あらゆる“シールドトンネル”の「坑内測量」を高い精度で自動化、大林組
大林組は、シールド工法によるトンネル工事を自動化する「大林インテリジェントシールド(OGENTS)」の開発を進める。第一弾として、坑内基準点・水準点・セグメント・マシン測量の全てに対応するシールド坑内自動測量システム「OGENTS/SURVEY」を発表した。タブレット端末による遠隔操作で測量可能とし、作業時間を3割短縮するなど、一層の生産性向上と技能労働者不足への対応が図られている。

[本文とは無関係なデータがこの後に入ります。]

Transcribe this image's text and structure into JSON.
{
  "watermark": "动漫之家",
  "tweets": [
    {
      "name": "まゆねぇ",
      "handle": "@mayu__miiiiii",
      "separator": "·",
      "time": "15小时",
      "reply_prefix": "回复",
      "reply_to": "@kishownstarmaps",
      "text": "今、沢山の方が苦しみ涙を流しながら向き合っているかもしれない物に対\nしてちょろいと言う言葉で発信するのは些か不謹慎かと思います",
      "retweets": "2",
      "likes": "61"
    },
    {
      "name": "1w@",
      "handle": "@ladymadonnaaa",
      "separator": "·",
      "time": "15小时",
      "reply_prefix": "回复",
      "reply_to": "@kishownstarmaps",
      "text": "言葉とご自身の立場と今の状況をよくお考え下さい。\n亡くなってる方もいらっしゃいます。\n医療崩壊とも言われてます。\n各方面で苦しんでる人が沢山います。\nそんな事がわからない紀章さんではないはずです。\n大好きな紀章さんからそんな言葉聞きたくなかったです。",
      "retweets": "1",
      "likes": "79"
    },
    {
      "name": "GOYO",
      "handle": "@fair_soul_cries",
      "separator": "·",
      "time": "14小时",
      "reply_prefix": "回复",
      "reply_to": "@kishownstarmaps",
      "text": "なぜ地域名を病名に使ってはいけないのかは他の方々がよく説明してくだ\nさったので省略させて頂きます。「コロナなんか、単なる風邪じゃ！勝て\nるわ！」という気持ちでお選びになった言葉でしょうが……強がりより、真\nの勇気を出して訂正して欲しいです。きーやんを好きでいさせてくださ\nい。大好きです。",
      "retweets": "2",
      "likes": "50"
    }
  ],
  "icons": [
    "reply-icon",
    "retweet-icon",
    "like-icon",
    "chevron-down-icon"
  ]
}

大林組は2019年1月17日、シールド坑内自動測量システム「OGENTS/SURVEY(オージェンツ/サーベイ)」を演算工房と共同開発したことを明らかにした。
2020年までに要素技術、2021年にメインシステム完成を目指す
これは、大林組が取り組むシールド自動化システム「大林インテリジェントシールド(OGENTS)」の一環で、さまざまなシールドトンネル工事の現場で適用可能とし、国土交通省が推進する「i-Construction」の具体化技術として実用化を目指す。
「大林インテリジェントシールド」のシステム開発では、シールド工事にかかわる作業を6つの分野に大別。それぞれ個別の要素技術と、それらを統合するメインシステムの開発を並行して進める。今後、2020年までに要素技術、21年までにメインシステムを完成させる計画だ。
この第一弾として、6つの分野の1つであるシールド自動測量について、シールド坑内自動測量システム「OGENTS/SURVEY」を開発した。同システムはシールド工事で必要となる坑内基準点・水準点・セグメント・マシンの全4測量をオート化。自動視準トータルステーション(TS)をタブレット端末で遠隔操作するだけで、他機器を用いることなく自動で測量できる。
これにより、視準作業を行うための計測者と補助者が不要になる。狭あいな空間で測量機器を中腰になってのぞき込むようなことも無くなり、計測者の身体的負担を削減する。
また、1台のトータルステーションで全4つの測量を自動で行い、その結果はシールド掘進管理システムに送信される。現地での記録や入力作業が省略できることから、ヒューマンエラーを防止するとともに、測量時間も3割短縮。測量作業が長引くことによる掘進工程への影響も低減する。
さらに、精度の低下を瞬時に検知する自己診断機能を導入。現地の振動や衝撃などに影響されることがない。自動で機器較正を行うセルフキャリブレーション機能も併用することで、高い精度を維持できる。
同社では、OGENTS/SURVEYの活用により、生産性の向上と技能労働者不足に対応し、長距離化が進むシールド工事で高い精度の確保と高速施工に寄与したいとしている。